Common LIS pricing models in the market
Most labs evaluate one of four structures: fixed monthly subscription, per-report billing, hybrid plans, or custom enterprise pricing. Each has very different margin behavior at scale.
Before comparing prices, identify your growth pattern. The same model that looks affordable for a low-volume lab can become expensive when branch count or report throughput increases.
Where hidden cost usually appears
Hidden cost usually appears in onboarding, migration, analyzer integration, additional users, premium support, or usage overages. Ask for an all-inclusive commercial sheet before sign-off.
If commercial terms are unclear, assume total cost will drift upward over time. Pricing transparency is not a feature request; it is a risk-control requirement.

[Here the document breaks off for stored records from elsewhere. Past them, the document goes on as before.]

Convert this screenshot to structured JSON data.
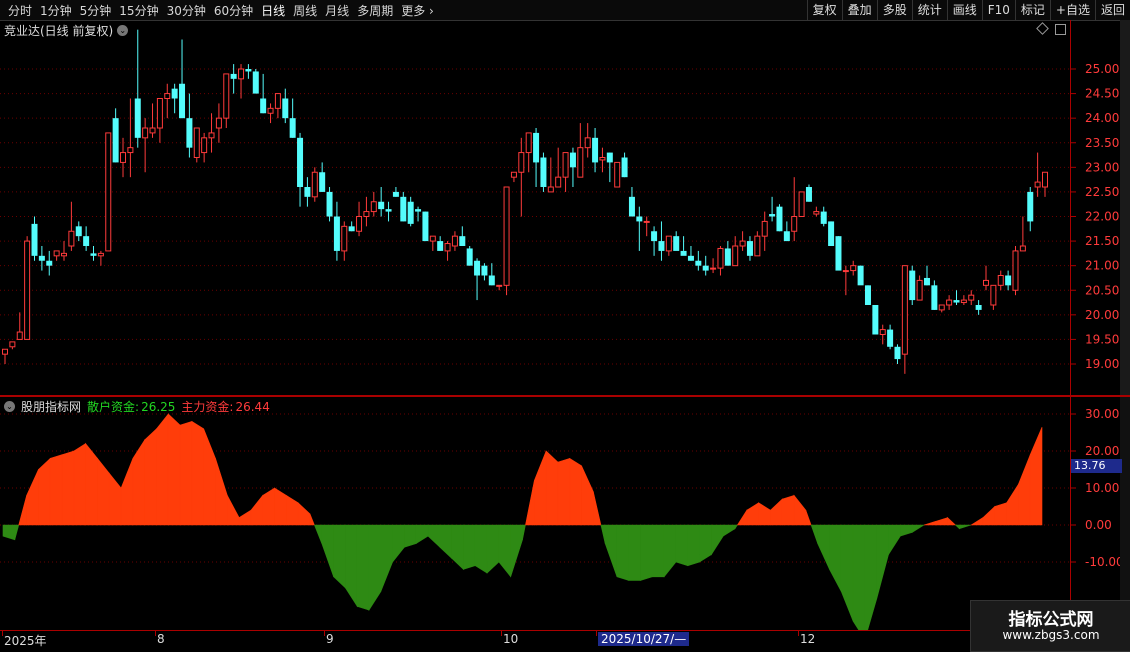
{
  "toolbar": {
    "periods": [
      "分时",
      "1分钟",
      "5分钟",
      "15分钟",
      "30分钟",
      "60分钟",
      "日线",
      "周线",
      "月线",
      "多周期",
      "更多"
    ],
    "tools": [
      "复权",
      "叠加",
      "多股",
      "统计",
      "画线",
      "F10",
      "标记",
      "+自选",
      "返回"
    ]
  },
  "stock": {
    "title": "竞业达(日线 前复权)"
  },
  "indicator": {
    "name": "股朋指标网",
    "retail_label": "散户资金:",
    "retail_value": "26.25",
    "main_label": "主力资金:",
    "main_value": "26.44",
    "current_value": "13.76"
  },
  "price_axis": {
    "ticks": [
      "25.00",
      "24.50",
      "24.00",
      "23.50",
      "23.00",
      "22.50",
      "22.00",
      "21.50",
      "21.00",
      "20.50",
      "20.00",
      "19.50",
      "19.00"
    ]
  },
  "ind_axis": {
    "ticks": [
      "30.00",
      "20.00",
      "10.00",
      "0.00",
      "-10.00"
    ]
  },
  "date_axis": {
    "labels": [
      "2025年",
      "8",
      "9",
      "10",
      "2025/10/27/—",
      "12"
    ]
  },
  "watermark": {
    "line1": "指标公式网",
    "line2": "www.zbgs3.com"
  },
  "colors": {
    "up": "#ff3b3b",
    "down": "#54fcfc",
    "pos": "#ff3d0a",
    "neg": "#2e8a14",
    "grid": "#6a0000"
  },
  "chart_data": {
    "type": "candlestick",
    "candles": [
      [
        19.2,
        19.3,
        19.0,
        19.3
      ],
      [
        19.35,
        19.45,
        19.3,
        19.45
      ],
      [
        19.5,
        20.05,
        19.5,
        19.65
      ],
      [
        19.5,
        21.6,
        19.5,
        21.5
      ],
      [
        21.85,
        22.0,
        21.1,
        21.2
      ],
      [
        21.2,
        21.4,
        20.9,
        21.1
      ],
      [
        21.1,
        21.3,
        20.8,
        21.0
      ],
      [
        21.2,
        21.3,
        21.1,
        21.3
      ],
      [
        21.2,
        21.5,
        21.1,
        21.25
      ],
      [
        21.4,
        22.3,
        21.3,
        21.7
      ],
      [
        21.8,
        21.9,
        21.5,
        21.6
      ],
      [
        21.6,
        21.8,
        21.3,
        21.4
      ],
      [
        21.25,
        21.4,
        21.1,
        21.2
      ],
      [
        21.2,
        21.3,
        21.0,
        21.25
      ],
      [
        21.3,
        23.6,
        21.3,
        23.7
      ],
      [
        24.0,
        24.2,
        23.1,
        23.1
      ],
      [
        23.1,
        23.6,
        22.8,
        23.3
      ],
      [
        23.3,
        24.4,
        22.8,
        23.4
      ],
      [
        24.4,
        25.8,
        23.4,
        23.6
      ],
      [
        23.6,
        24.0,
        22.9,
        23.8
      ],
      [
        23.7,
        24.3,
        23.6,
        23.8
      ],
      [
        23.8,
        24.1,
        23.5,
        24.4
      ],
      [
        24.4,
        24.7,
        24.0,
        24.5
      ],
      [
        24.6,
        24.7,
        24.1,
        24.4
      ],
      [
        24.7,
        25.6,
        24.0,
        24.0
      ],
      [
        24.0,
        24.5,
        23.2,
        23.4
      ],
      [
        23.2,
        23.7,
        23.1,
        23.8
      ],
      [
        23.3,
        23.7,
        23.1,
        23.6
      ],
      [
        23.6,
        24.1,
        23.3,
        23.7
      ],
      [
        23.8,
        24.3,
        23.5,
        24.0
      ],
      [
        24.0,
        24.9,
        23.8,
        24.9
      ],
      [
        24.9,
        25.1,
        24.5,
        24.8
      ],
      [
        24.8,
        25.1,
        24.4,
        25.0
      ],
      [
        25.0,
        25.1,
        24.8,
        24.95
      ],
      [
        24.95,
        25.0,
        24.6,
        24.5
      ],
      [
        24.4,
        24.9,
        24.1,
        24.1
      ],
      [
        24.1,
        24.3,
        23.9,
        24.2
      ],
      [
        24.2,
        24.5,
        24.0,
        24.5
      ],
      [
        24.4,
        24.6,
        23.9,
        24.0
      ],
      [
        24.0,
        24.4,
        23.6,
        23.6
      ],
      [
        23.6,
        23.7,
        22.2,
        22.6
      ],
      [
        22.6,
        22.8,
        22.2,
        22.4
      ],
      [
        22.4,
        23.0,
        22.3,
        22.9
      ],
      [
        22.9,
        23.1,
        22.5,
        22.5
      ],
      [
        22.5,
        22.6,
        21.9,
        22.0
      ],
      [
        22.0,
        22.3,
        21.1,
        21.3
      ],
      [
        21.3,
        21.9,
        21.1,
        21.8
      ],
      [
        21.8,
        21.9,
        21.7,
        21.7
      ],
      [
        21.7,
        22.3,
        21.6,
        22.0
      ],
      [
        22.0,
        22.4,
        21.8,
        22.1
      ],
      [
        22.1,
        22.5,
        22.0,
        22.3
      ],
      [
        22.3,
        22.6,
        22.0,
        22.15
      ],
      [
        22.15,
        22.3,
        21.9,
        22.1
      ],
      [
        22.5,
        22.6,
        22.4,
        22.4
      ],
      [
        22.4,
        22.5,
        21.9,
        21.9
      ],
      [
        22.3,
        22.4,
        21.8,
        21.85
      ],
      [
        22.15,
        22.2,
        21.9,
        22.1
      ],
      [
        22.1,
        22.1,
        21.5,
        21.5
      ],
      [
        21.5,
        21.6,
        21.3,
        21.6
      ],
      [
        21.5,
        21.6,
        21.3,
        21.3
      ],
      [
        21.3,
        21.5,
        21.1,
        21.45
      ],
      [
        21.4,
        21.7,
        21.3,
        21.6
      ],
      [
        21.6,
        21.8,
        21.5,
        21.4
      ],
      [
        21.35,
        21.4,
        21.0,
        21.0
      ],
      [
        21.1,
        21.15,
        20.3,
        20.8
      ],
      [
        21.0,
        21.05,
        20.7,
        20.8
      ],
      [
        20.8,
        21.05,
        20.6,
        20.6
      ],
      [
        20.6,
        20.6,
        20.5,
        20.6
      ],
      [
        20.6,
        22.6,
        20.4,
        22.6
      ],
      [
        22.8,
        22.9,
        22.7,
        22.9
      ],
      [
        22.9,
        23.6,
        22.0,
        23.3
      ],
      [
        23.3,
        23.5,
        22.9,
        23.7
      ],
      [
        23.7,
        23.8,
        22.6,
        23.1
      ],
      [
        23.2,
        23.3,
        22.5,
        22.6
      ],
      [
        22.5,
        23.2,
        22.6,
        22.6
      ],
      [
        22.6,
        23.4,
        22.6,
        22.8
      ],
      [
        22.8,
        23.1,
        22.5,
        23.3
      ],
      [
        23.3,
        23.4,
        22.6,
        23.0
      ],
      [
        22.8,
        23.9,
        22.8,
        23.4
      ],
      [
        23.4,
        23.9,
        23.2,
        23.6
      ],
      [
        23.6,
        23.8,
        22.9,
        23.1
      ],
      [
        23.15,
        23.4,
        22.9,
        23.2
      ],
      [
        23.3,
        23.3,
        22.7,
        23.1
      ],
      [
        22.6,
        23.1,
        22.6,
        23.1
      ],
      [
        23.2,
        23.3,
        22.8,
        22.8
      ],
      [
        22.4,
        22.6,
        22.0,
        22.0
      ],
      [
        22.0,
        22.2,
        21.3,
        21.9
      ],
      [
        21.9,
        22.0,
        21.6,
        21.9
      ],
      [
        21.7,
        21.8,
        21.2,
        21.5
      ],
      [
        21.5,
        21.9,
        21.1,
        21.3
      ],
      [
        21.3,
        21.6,
        21.2,
        21.6
      ],
      [
        21.6,
        21.7,
        21.4,
        21.3
      ],
      [
        21.3,
        21.6,
        21.3,
        21.2
      ],
      [
        21.2,
        21.4,
        21.1,
        21.1
      ],
      [
        21.1,
        21.3,
        20.9,
        21.0
      ],
      [
        21.0,
        21.2,
        20.8,
        20.9
      ],
      [
        20.95,
        21.15,
        20.85,
        20.95
      ],
      [
        20.95,
        21.4,
        20.8,
        21.35
      ],
      [
        21.35,
        21.5,
        21.0,
        21.0
      ],
      [
        21.0,
        21.6,
        21.0,
        21.4
      ],
      [
        21.4,
        21.7,
        21.3,
        21.5
      ],
      [
        21.5,
        21.6,
        21.1,
        21.2
      ],
      [
        21.2,
        21.7,
        21.2,
        21.6
      ],
      [
        21.6,
        22.1,
        21.3,
        21.9
      ],
      [
        22.05,
        22.4,
        21.9,
        22.0
      ],
      [
        22.2,
        22.25,
        21.7,
        21.7
      ],
      [
        21.7,
        21.9,
        21.5,
        21.5
      ],
      [
        21.7,
        22.8,
        21.5,
        22.0
      ],
      [
        22.0,
        22.5,
        22.2,
        22.5
      ],
      [
        22.6,
        22.65,
        22.3,
        22.3
      ],
      [
        22.05,
        22.2,
        22.0,
        22.1
      ],
      [
        22.1,
        22.2,
        21.8,
        21.85
      ],
      [
        21.9,
        21.9,
        21.4,
        21.4
      ],
      [
        21.6,
        21.6,
        21.3,
        20.9
      ],
      [
        20.9,
        21.0,
        20.4,
        20.9
      ],
      [
        20.9,
        21.1,
        20.8,
        21.0
      ],
      [
        21.0,
        21.0,
        20.7,
        20.6
      ],
      [
        20.6,
        20.6,
        20.2,
        20.2
      ],
      [
        20.2,
        20.2,
        19.6,
        19.6
      ],
      [
        19.6,
        19.8,
        19.4,
        19.7
      ],
      [
        19.7,
        19.8,
        19.3,
        19.35
      ],
      [
        19.35,
        19.4,
        19.0,
        19.1
      ],
      [
        19.2,
        21.0,
        18.8,
        21.0
      ],
      [
        20.9,
        21.0,
        20.2,
        20.3
      ],
      [
        20.3,
        20.8,
        20.3,
        20.7
      ],
      [
        20.75,
        21.0,
        20.6,
        20.6
      ],
      [
        20.6,
        20.7,
        20.1,
        20.1
      ],
      [
        20.1,
        20.2,
        20.05,
        20.2
      ],
      [
        20.2,
        20.4,
        20.1,
        20.3
      ],
      [
        20.3,
        20.5,
        20.2,
        20.25
      ],
      [
        20.25,
        20.4,
        20.2,
        20.3
      ],
      [
        20.3,
        20.5,
        20.2,
        20.4
      ],
      [
        20.2,
        20.3,
        20.0,
        20.1
      ],
      [
        20.6,
        21.0,
        20.5,
        20.7
      ],
      [
        20.2,
        20.6,
        20.1,
        20.6
      ],
      [
        20.6,
        20.9,
        20.5,
        20.8
      ],
      [
        20.8,
        20.9,
        20.5,
        20.6
      ],
      [
        20.5,
        21.4,
        20.4,
        21.3
      ],
      [
        21.3,
        22.0,
        21.3,
        21.4
      ],
      [
        22.5,
        22.6,
        21.7,
        21.9
      ],
      [
        22.6,
        23.3,
        22.4,
        22.7
      ],
      [
        22.6,
        22.9,
        22.4,
        22.9
      ]
    ],
    "indicator_values": [
      -3,
      -4,
      8,
      15,
      18,
      19,
      20,
      22,
      18,
      14,
      10,
      18,
      23,
      26,
      30,
      27,
      28,
      26,
      18,
      8,
      2,
      4,
      8,
      10,
      8,
      6,
      3,
      -5,
      -14,
      -17,
      -22,
      -23,
      -18,
      -10,
      -6,
      -5,
      -3,
      -6,
      -9,
      -12,
      -11,
      -13,
      -10,
      -14,
      -4,
      12,
      20,
      17,
      18,
      16,
      9,
      -5,
      -14,
      -15,
      -15,
      -14,
      -14,
      -10,
      -11,
      -10,
      -8,
      -3,
      -1,
      4,
      6,
      4,
      7,
      8,
      4,
      -5,
      -12,
      -18,
      -26,
      -31,
      -20,
      -8,
      -3,
      -2,
      0,
      1,
      2,
      -1,
      0,
      2,
      5,
      6,
      11,
      19,
      26.44
    ],
    "price_range": [
      18.5,
      25.6
    ],
    "ind_range": [
      -32,
      32
    ]
  }
}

How to compare plans with a 12-month model
Build a single spreadsheet that includes recurring fees, one-time fees, expected growth, and seasonal volume spikes. Compare final annual cost, not just monthly entry cost.
For per-report models, run sensitivity analysis at 25%, 50%, and 100% growth. For fixed plans, test if limits or add-ons create a hidden growth penalty.
Choose for predictability, not just discount
The best pricing model is one that remains stable as operations expand. Predictable cost enables better hiring, outreach planning, and expansion decisions.
A slightly higher but stable plan is often more profitable over 12-24 months than a low-entry model with variable overage risk.